Worldwide image geolocalization aims to predict precise GPS coordinates for images captured anywhere on Earth, which is challenging due to the large visual and geographic diversity. Recent methods mainly follow two paradigms: retrieval-based approaches that match queries against a reference database, and generation-based approaches that directly predict coordinates using Large Vision-Language Models (LVLMs). However, we observe distinct error profiles between them: retrieval excels at fine-grained instance matching, while generation offers robust semantic reasoning. This complementary heterogeneity suggests that no single paradigm is universally superior.
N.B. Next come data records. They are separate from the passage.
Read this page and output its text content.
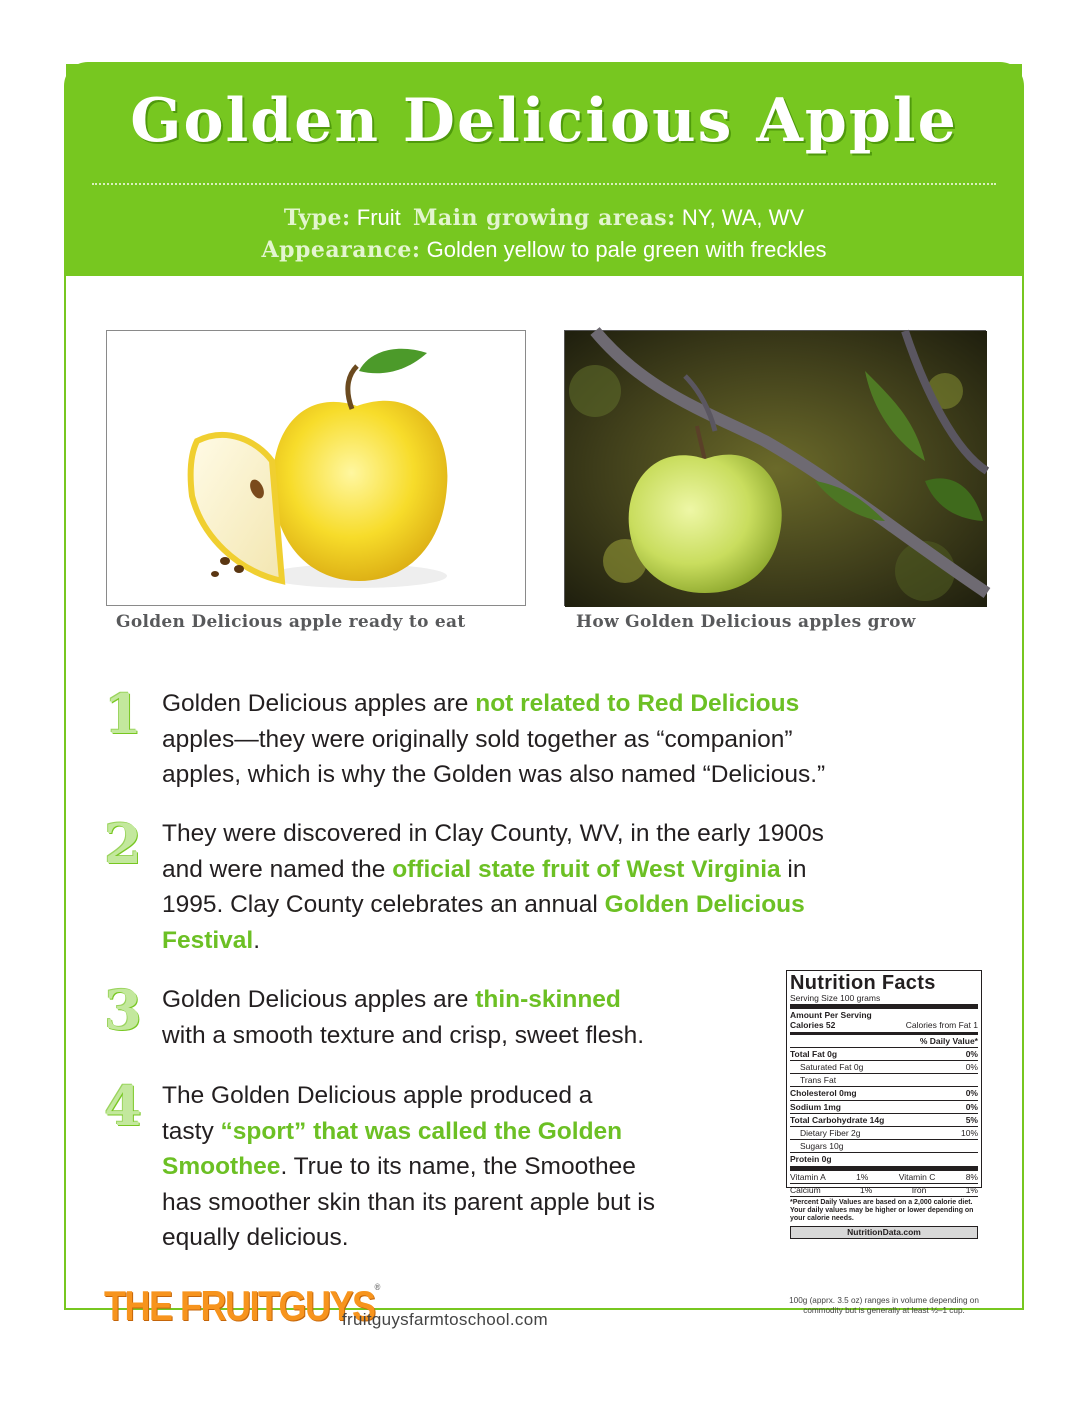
Golden Delicious Apple
Type: Fruit Main growing areas: NY, WA, WV
Appearance: Golden yellow to pale green with freckles
Golden Delicious apple ready to eat	How Golden Delicious apples grow
1 Golden Delicious apples are not related to Red Delicious
apples—they were originally sold together as “companion”
apples, which is why the Golden was also named “Delicious.”
2 They were discovered in Clay County, WV, in the early 1900s
and were named the official state fruit of West Virginia in
1995. Clay County celebrates an annual Golden Delicious
Festival.
3 Golden Delicious apples are thin-skinned
with a smooth texture and crisp, sweet flesh.
4 The Golden Delicious apple produced a
tasty “sport” that was called the Golden
Smoothee. True to its name, the Smoothee
has smoother skin than its parent apple but is
equally delicious.
Nutrition Facts
Serving Size 100 grams
Amount Per Serving
Calories 52	Calories from Fat 1
% Daily Value*
Total Fat 0g	0%
Saturated Fat 0g	0%
Trans Fat
Cholesterol 0mg	0%
Sodium 1mg	0%
Total Carbohydrate 14g	5%
Dietary Fiber 2g	10%
Sugars 10g
Protein 0g
Vitamin A	1%	Vitamin C	8%
Calcium	1%	Iron	1%
*Percent Daily Values are based on a 2,000 calorie diet. Your daily values may be higher or lower depending on your calorie needs.
NutritionData.com
100g (apprx. 3.5 oz) ranges in volume depending on commodity but is generally at least ½–1 cup.
THE FRUITGUYS®
fruitguysfarmtoschool.com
To harness this potential, we propose GeoRouter, a dynamic routing framework that adaptively assigns each query to the optimal paradigm. GeoRouter leverages an LVLM backbone to analyze visual content and provide routing decisions. To optimize GeoRouter, we introduce a distance-aware preference objective that converts the distance gap between paradigms into a continuous supervision signal, explicitly reflecting relative performance differences. Furthermore, we construct GeoRouting, the first large-scale dataset tailored for training routing policies with independent paradigm predictions. Extensive experiments on IM2GPS3k and YFCC4k demonstrate that GeoRouter significantly outperforms state-of-the-art baselines.